Monday, May 25, 2015

The Watchers of the Television

I think in honour of Ireland I'll be calling it Game O'Thrones to-day.

Last night's episode seemed primarily to consist of connecting scenes between last week's episode and next week's--lots of plot stuff, big developments to get characters to new places for next week to digest. Some of it I liked, some of it felt a bit rushed, as the io9 review says. There were some dumb things but mostly they were because of already established dumb things.

Spoilers after the screenshot from Brazil.

I guess Peter Vaughan (left) won't be reuniting with his costar from Terry Gilliam's 1985 film, Brazil, Jonathan Pryce (right) because, in my favourite scene from last night, Vaughan's character, Maester Aemon, passed away more peacefully than just about anyone else in Westeros.

Aemon, reminiscing through slight hallucination, seems to find himself back with a more innocent version of his brother, the long dead mad king. The line where he says he dreamed he was old ranks with Ciaran Hinds' death earlier in the season.

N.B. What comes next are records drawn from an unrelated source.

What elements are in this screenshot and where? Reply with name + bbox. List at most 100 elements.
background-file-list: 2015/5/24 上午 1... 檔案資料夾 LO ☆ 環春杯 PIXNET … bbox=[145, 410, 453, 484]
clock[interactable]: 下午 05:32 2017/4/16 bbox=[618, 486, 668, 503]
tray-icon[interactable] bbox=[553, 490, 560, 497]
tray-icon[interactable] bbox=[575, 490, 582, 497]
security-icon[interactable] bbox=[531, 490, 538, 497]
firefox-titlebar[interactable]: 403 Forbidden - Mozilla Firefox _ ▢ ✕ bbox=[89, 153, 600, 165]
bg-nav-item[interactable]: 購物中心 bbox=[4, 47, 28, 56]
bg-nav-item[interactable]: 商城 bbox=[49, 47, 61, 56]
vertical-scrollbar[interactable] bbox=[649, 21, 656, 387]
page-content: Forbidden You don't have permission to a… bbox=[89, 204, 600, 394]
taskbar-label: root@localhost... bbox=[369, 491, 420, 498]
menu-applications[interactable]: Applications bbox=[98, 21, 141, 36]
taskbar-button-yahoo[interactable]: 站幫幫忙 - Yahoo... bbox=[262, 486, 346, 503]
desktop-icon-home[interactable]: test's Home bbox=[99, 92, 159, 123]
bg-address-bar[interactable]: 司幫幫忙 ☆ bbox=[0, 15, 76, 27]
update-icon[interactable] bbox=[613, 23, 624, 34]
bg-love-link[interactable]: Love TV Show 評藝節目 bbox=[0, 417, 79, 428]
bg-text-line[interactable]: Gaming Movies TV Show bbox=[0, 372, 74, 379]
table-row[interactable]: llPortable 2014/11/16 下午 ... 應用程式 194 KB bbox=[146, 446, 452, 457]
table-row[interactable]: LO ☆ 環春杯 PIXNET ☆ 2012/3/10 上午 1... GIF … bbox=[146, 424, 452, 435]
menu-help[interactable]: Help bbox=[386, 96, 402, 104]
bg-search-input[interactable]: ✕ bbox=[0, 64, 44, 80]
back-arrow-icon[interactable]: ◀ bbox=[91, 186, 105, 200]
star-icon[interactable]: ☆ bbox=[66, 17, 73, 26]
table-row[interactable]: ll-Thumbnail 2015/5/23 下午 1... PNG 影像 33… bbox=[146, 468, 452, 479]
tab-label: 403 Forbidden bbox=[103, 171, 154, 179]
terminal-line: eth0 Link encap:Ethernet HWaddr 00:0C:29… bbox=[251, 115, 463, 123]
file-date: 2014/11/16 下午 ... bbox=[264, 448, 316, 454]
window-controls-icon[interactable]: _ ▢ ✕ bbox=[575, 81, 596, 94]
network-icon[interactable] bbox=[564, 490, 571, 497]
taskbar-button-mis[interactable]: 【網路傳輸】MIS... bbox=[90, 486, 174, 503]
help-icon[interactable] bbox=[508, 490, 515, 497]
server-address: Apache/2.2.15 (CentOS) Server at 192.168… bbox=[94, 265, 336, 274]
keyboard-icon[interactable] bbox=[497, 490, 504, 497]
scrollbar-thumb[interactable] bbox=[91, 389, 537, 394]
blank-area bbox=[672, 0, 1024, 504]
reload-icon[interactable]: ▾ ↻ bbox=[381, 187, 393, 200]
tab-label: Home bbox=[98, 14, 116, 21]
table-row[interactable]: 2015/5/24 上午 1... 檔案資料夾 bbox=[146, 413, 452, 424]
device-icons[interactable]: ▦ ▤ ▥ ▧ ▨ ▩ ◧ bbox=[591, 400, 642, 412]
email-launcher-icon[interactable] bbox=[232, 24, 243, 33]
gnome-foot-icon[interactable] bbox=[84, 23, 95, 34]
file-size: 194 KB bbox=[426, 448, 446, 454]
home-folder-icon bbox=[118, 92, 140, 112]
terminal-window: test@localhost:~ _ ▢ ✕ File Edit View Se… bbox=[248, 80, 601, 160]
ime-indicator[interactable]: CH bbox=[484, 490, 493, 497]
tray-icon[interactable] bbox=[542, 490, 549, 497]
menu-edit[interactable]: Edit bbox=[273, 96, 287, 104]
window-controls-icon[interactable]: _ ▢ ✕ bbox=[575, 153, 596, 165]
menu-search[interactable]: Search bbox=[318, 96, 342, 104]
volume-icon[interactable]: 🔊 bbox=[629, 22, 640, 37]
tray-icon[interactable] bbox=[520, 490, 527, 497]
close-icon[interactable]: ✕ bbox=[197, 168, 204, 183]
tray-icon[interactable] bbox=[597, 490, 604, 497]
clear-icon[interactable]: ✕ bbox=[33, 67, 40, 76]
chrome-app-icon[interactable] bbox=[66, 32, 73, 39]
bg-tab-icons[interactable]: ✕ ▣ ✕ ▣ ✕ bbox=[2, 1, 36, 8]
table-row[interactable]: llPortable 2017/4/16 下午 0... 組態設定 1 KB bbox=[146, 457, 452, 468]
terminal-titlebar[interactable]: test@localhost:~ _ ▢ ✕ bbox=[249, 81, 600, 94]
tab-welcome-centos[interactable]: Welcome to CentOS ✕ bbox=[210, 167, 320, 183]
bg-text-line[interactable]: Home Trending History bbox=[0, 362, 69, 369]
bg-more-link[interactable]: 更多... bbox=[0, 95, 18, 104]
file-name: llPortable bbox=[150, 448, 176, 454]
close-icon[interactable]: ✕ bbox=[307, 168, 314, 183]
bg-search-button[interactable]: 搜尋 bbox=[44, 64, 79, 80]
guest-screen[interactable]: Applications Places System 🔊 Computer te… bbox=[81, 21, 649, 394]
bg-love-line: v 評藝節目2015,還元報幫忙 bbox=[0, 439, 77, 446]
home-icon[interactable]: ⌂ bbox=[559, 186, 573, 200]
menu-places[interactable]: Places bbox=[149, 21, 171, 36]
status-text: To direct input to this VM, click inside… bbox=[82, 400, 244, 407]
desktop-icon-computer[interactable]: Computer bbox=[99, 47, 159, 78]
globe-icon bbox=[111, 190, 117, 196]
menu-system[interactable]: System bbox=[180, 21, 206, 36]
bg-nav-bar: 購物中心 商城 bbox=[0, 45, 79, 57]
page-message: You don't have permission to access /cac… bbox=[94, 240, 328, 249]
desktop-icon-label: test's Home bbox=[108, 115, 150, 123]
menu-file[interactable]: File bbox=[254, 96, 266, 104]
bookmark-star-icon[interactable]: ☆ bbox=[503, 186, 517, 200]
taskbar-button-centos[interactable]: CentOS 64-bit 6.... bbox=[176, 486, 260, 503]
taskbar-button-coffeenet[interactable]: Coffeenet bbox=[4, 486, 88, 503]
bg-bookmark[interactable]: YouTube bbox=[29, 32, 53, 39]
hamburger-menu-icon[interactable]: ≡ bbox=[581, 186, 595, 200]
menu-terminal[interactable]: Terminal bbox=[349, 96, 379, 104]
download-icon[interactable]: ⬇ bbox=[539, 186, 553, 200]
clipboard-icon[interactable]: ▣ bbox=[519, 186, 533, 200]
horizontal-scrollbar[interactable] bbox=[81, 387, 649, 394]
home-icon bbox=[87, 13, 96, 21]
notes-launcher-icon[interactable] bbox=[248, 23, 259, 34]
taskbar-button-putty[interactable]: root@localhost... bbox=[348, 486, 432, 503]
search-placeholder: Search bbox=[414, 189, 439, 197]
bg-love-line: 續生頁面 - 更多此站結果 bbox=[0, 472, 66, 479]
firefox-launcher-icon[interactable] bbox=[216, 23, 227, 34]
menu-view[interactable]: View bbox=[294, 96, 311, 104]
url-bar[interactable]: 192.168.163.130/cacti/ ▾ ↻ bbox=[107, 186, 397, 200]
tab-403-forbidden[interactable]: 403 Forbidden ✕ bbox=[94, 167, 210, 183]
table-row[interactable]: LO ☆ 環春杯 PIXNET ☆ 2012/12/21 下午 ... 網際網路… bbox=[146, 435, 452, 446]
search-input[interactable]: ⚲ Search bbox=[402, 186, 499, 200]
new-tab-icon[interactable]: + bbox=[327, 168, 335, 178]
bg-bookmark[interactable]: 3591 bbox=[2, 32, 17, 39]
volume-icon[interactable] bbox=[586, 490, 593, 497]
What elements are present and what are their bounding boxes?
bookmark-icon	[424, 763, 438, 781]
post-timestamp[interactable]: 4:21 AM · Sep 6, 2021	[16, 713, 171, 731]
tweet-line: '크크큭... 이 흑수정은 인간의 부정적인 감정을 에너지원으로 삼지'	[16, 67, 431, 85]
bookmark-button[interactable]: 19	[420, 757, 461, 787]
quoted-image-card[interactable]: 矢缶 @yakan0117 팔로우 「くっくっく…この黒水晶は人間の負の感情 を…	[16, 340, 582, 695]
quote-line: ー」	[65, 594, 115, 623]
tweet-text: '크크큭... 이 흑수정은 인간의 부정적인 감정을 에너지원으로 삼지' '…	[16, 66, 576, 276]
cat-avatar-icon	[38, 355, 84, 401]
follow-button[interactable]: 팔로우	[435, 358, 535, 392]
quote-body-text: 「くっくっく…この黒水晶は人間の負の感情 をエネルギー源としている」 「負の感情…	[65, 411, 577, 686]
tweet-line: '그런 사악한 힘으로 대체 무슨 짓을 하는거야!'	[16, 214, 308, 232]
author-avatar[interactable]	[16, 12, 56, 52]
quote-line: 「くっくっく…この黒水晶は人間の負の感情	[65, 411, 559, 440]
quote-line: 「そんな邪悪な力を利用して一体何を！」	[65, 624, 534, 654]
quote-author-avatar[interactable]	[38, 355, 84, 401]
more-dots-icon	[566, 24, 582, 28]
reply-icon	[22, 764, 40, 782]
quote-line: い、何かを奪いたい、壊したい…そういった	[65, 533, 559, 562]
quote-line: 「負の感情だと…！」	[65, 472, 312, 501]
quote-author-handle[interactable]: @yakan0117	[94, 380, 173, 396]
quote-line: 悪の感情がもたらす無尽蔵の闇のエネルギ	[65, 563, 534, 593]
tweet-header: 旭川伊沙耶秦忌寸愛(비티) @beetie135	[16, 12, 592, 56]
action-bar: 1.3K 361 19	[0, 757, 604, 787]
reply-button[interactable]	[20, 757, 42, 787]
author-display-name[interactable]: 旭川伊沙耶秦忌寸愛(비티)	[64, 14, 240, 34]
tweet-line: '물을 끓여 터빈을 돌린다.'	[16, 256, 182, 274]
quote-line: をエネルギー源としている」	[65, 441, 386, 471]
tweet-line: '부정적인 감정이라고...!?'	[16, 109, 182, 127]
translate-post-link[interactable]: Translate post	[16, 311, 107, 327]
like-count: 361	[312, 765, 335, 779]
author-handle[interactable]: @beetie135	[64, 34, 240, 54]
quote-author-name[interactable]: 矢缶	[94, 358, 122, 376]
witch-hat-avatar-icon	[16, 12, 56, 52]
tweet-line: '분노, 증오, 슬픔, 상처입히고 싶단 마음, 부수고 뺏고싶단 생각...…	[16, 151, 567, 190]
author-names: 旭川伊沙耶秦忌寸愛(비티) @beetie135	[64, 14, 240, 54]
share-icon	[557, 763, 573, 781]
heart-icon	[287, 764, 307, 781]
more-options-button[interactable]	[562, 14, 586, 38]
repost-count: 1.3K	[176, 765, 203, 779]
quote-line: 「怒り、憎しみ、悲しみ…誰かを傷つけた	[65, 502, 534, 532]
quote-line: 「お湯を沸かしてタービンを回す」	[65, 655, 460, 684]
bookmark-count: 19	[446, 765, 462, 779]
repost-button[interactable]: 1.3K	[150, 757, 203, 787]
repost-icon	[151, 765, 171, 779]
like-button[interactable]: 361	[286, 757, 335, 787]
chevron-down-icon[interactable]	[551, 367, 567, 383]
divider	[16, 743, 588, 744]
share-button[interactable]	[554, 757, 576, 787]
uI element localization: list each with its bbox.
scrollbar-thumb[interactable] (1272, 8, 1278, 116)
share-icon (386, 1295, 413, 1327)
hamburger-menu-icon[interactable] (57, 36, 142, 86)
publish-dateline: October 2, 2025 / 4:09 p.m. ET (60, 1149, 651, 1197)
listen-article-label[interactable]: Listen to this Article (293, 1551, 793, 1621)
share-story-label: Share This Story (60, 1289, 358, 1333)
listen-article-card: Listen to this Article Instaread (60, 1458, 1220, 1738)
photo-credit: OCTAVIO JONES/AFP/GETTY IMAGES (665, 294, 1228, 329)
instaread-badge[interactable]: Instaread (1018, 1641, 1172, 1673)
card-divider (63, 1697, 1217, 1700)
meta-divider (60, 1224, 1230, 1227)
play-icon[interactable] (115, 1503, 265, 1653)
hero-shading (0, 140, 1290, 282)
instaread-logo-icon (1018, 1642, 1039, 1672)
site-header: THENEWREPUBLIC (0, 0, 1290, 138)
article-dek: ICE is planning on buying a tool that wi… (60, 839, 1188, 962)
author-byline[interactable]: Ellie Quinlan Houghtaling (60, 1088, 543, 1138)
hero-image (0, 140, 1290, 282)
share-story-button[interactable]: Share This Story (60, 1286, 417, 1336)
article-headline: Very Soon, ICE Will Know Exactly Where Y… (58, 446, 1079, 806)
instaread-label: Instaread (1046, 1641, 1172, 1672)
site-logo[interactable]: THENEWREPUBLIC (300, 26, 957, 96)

Meanwhile, Pryce is miles away in King's Landing sparring with Diana Rigg.

I'm not really sure if the High Sparrow is very badly written or completely delusional. Olenna (Rigg) says she can spot a fraud a mile away and I thought, yeah, this guy isn't exactly subtle. As Olenna points out, out of all the people in King's Landing he could have condemned, he chose politically significant people. It's so obviously a power play. But he stays committed to the role, giving Olenna a rap about how the commoners outnumber the aristocrats and how he's with "the people". "Well, if that's so," I thought, "and you don't believe in VIPs, why are you scrubbing the floor of this huge room by yourself?"

One thing that generally goes along with being popular is that people want to be around you. I guess if I worked hard for the show, I could say that scrubbing the floor is a form of meditation and the High Sparrow asked to be alone. But then, despite being the guy who says religion is supposed to be for the people, he's basically shutting everyone out of the holy place on his peculiar prerogative. It makes his threat to Olenna that he's somehow going to turn her own subjects against her seem really lame. George R.R. Martin has said in interviews that the Sparrows are inspired by the Reformation. If that's so, he or Benioff and Weiss have a pretty hazy grasp on that chapter in history. Neither the Catholics or the Protestants limited the people they denounced for heresy to prominent figures.

I did kind of like Pryce's speech about the age of the altar. But the character is far more effective if you look at him as a fringe cult figure, more like the Ranters or the Hussites than John Calvin or Martin Luther. The fact that Jan Hus was burned at the stake by the Catholic Church reminds us that crazy religious establishments tend to spend a lot more time killing smaller groups of people with other crazy religious ideas.

In Winterfell, we find Sansa locked away having suffered many more cruel nights at the hands of Ramsay. She begs Reek to help her--if anyone was expecting Theon to reassert himself and do so they must have forgotten about the time he had a straight razor to Ramsay's throat and did nothing but shave. Ramsay cut Theon's dick off, by the laws of bro-hood or something Theon has to do everything Ramsay says now.

You know, I should really stress this again in case Snoop Dogg is reading; you can't make a guy your thrall by cutting his penis off. It won't work.

I kind of wondered how Ramsay knew it was the old woman who told Sansa about the candle in the window signal. But I guess he could have interrogated all the serving staff. I guess he's not exactly following his father's advice about trying to win the hearts and minds of the north. At this point, I wouldn't be surprised if Roose kills Ramsay.

Not too far away, Stannis is plotting his attack on Winterfell despite Davos' misgivings. I really liked that Melisandre wants to sacrifice Stannis' daughter. I look forward to seeing how this plays out.

In Dorne, meanwhile, one of the Sand Snakes uses one of Melisandre's favourite persuasion techniques by taking her clothes off in the middle of a conversation with a guy though instead of sexually inexperienced Jon Snow who's caught flat-footed it's Bronn--rather out of character for him.

But I guess the big news from last night was Tyrion meeting Daenerys. This was the end of a segment featuring a series of very unlikely things--Tyrion managing to talk himself into being bought by the same guy who bought Jorah, the same buyer being rather careless with his slave gladiators, Daenerys apparently forgetting she'd outlawed slavery or somehow not understanding she was witnessing slaves fighting right in front of her, and Jorah managing to knock out half a dozen fighters without killing them. Tyrion, for some reason the only slave who was chained down, is set loose by another slave and promptly introduces himself to the queen, taking us well and truly outside the territory of the source books, by all accounts (I haven't read them). Well, to Benioff and Weiss, I say good luck. It would be nice if this works.